French authorities and water managers find themselves at the dawn of an unprecedented situation: the majority of French people could soon find themselves with drinking water that does not meet quality criteria. The fault of a molecule, trifluoroacetic acid (TFA), an “eternal pollutant” today not regulated, and with poorly documented health effects, which contaminates water resources in France and Europe.
The TFAs found in water come from the degradation of a pesticide, flufenacet. Mainly used for the treatment of cereal crops (wheat and barley in particular), flufenacet is one of the best-selling herbicides in France. Its sales almost doubled between 2019 and 2022 (the last year for which data is available) to reach more than 900 tons per year.
However, on September 27, the European Food Safety Authority (EFSA) recognized flufenacet as an endocrine disruptor. This reclassification should automatically lead the French authorities to now consider TFA as a “relevant” metabolite for drinking water, that is, potentially dangerous. Indeed, according to the procedure established by the French Agency for Food, Environmental and Occupational Health Safety (ANSES), as soon as an active substance is an endocrine disruptor, its metabolites must be considered by default as “relevant”, so they are subject to up to a threshold that must not be exceeded.
This limit is set at 0.1 micrograms per liter (μg/L). Beyond this concentration, although without proven risk to health, the water is declared “non-compliant”. Under the public health code, communities can get an exemption to distribute non-compliant water to users for three years.

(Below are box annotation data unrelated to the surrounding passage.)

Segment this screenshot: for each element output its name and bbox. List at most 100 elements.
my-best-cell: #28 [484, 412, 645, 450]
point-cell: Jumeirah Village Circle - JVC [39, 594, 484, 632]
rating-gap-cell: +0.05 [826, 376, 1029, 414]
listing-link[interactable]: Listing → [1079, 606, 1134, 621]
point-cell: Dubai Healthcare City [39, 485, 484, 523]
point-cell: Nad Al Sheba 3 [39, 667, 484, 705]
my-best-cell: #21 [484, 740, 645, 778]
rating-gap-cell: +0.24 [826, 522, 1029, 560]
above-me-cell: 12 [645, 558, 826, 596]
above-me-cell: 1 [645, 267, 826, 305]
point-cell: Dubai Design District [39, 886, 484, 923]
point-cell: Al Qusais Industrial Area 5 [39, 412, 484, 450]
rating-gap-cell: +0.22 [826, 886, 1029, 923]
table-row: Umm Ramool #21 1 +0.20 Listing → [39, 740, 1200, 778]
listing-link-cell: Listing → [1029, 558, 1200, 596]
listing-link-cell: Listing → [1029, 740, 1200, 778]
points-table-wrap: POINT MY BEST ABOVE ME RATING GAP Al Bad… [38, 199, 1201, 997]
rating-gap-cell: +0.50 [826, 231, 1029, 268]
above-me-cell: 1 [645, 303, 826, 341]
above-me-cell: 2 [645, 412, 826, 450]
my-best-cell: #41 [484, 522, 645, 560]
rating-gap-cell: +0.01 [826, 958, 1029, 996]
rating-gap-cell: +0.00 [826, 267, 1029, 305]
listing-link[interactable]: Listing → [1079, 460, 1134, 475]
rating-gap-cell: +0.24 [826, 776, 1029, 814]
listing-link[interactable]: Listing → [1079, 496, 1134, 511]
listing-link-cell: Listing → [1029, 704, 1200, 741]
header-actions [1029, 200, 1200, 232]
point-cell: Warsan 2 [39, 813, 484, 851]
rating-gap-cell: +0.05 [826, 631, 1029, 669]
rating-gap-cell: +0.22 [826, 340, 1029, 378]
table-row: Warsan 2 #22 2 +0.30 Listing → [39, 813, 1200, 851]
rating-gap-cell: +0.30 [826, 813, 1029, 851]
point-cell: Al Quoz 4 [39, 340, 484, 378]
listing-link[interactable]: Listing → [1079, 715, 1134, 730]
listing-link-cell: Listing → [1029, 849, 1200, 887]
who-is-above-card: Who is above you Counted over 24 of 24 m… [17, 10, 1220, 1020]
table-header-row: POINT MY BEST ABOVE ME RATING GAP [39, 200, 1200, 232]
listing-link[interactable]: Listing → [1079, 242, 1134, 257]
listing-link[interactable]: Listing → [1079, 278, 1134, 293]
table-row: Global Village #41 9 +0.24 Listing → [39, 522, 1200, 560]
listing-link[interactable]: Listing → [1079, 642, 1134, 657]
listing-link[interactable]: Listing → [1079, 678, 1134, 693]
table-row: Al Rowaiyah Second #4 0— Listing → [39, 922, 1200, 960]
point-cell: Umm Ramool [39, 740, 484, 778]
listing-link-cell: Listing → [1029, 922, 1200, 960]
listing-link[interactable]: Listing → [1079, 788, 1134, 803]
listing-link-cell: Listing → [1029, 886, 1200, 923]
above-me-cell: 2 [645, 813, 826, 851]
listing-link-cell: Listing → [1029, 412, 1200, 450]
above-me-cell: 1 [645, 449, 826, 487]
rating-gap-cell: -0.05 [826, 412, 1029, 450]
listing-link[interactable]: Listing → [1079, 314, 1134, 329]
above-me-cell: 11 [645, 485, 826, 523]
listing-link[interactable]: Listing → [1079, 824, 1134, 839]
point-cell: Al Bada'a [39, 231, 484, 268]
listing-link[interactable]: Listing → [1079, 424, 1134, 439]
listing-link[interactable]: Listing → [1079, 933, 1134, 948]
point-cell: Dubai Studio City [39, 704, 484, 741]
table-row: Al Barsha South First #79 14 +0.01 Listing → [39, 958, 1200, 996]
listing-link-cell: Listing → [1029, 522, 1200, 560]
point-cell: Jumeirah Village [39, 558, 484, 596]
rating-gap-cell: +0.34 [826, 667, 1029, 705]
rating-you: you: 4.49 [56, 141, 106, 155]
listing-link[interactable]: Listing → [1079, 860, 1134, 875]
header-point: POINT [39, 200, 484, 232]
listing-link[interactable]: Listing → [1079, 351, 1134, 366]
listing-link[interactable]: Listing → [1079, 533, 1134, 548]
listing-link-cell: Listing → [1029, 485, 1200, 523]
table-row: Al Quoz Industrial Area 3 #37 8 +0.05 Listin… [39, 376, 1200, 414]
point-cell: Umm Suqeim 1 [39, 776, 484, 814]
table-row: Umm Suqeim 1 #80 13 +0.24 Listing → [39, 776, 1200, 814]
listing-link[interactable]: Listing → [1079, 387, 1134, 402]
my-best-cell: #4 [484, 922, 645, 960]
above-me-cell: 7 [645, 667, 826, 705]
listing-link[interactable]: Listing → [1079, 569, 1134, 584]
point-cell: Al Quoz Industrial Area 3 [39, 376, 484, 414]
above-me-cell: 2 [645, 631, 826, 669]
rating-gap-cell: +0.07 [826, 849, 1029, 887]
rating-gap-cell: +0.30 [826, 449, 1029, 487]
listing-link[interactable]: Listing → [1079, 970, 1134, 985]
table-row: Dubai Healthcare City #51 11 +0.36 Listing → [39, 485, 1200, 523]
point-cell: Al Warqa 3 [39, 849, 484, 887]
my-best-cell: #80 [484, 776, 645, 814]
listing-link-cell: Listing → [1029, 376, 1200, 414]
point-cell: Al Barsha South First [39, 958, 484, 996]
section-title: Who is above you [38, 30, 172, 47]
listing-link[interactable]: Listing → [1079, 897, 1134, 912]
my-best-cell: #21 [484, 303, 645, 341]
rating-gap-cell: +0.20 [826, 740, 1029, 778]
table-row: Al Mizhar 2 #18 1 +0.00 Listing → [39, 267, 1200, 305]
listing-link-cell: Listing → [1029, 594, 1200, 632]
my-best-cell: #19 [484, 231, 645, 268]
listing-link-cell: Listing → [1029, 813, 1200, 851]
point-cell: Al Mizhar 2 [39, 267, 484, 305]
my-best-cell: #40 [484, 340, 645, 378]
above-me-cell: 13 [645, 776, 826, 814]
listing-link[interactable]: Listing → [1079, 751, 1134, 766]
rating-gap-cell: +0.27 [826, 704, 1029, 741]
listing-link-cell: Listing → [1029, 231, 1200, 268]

As the legislation stands, this exemption is only renewable once: after six years, the water must return to compliance in order to be distributed.
Bottled water is not saved
According to the modeling carried out by ANSES on behalf of EFSA within the framework of the flufenacet evaluation file, we have known since 2017 that the degradation of the herbicide leads to TFA concentrations of up to 10 µg/L, up to a hundred times higher. limit. The Pesticide Action Network (PAN) Europe carried out drinking water sampling in a dozen European Union (EU) countries, including France, between May and June: the compliance limit was exceeded in 86% of cases and in three out of four water samples analyzed in France. . A sample taken from the tap water that supplies a third of Paris revealed a level above 2 µg/L, twenty times higher than the quality threshold.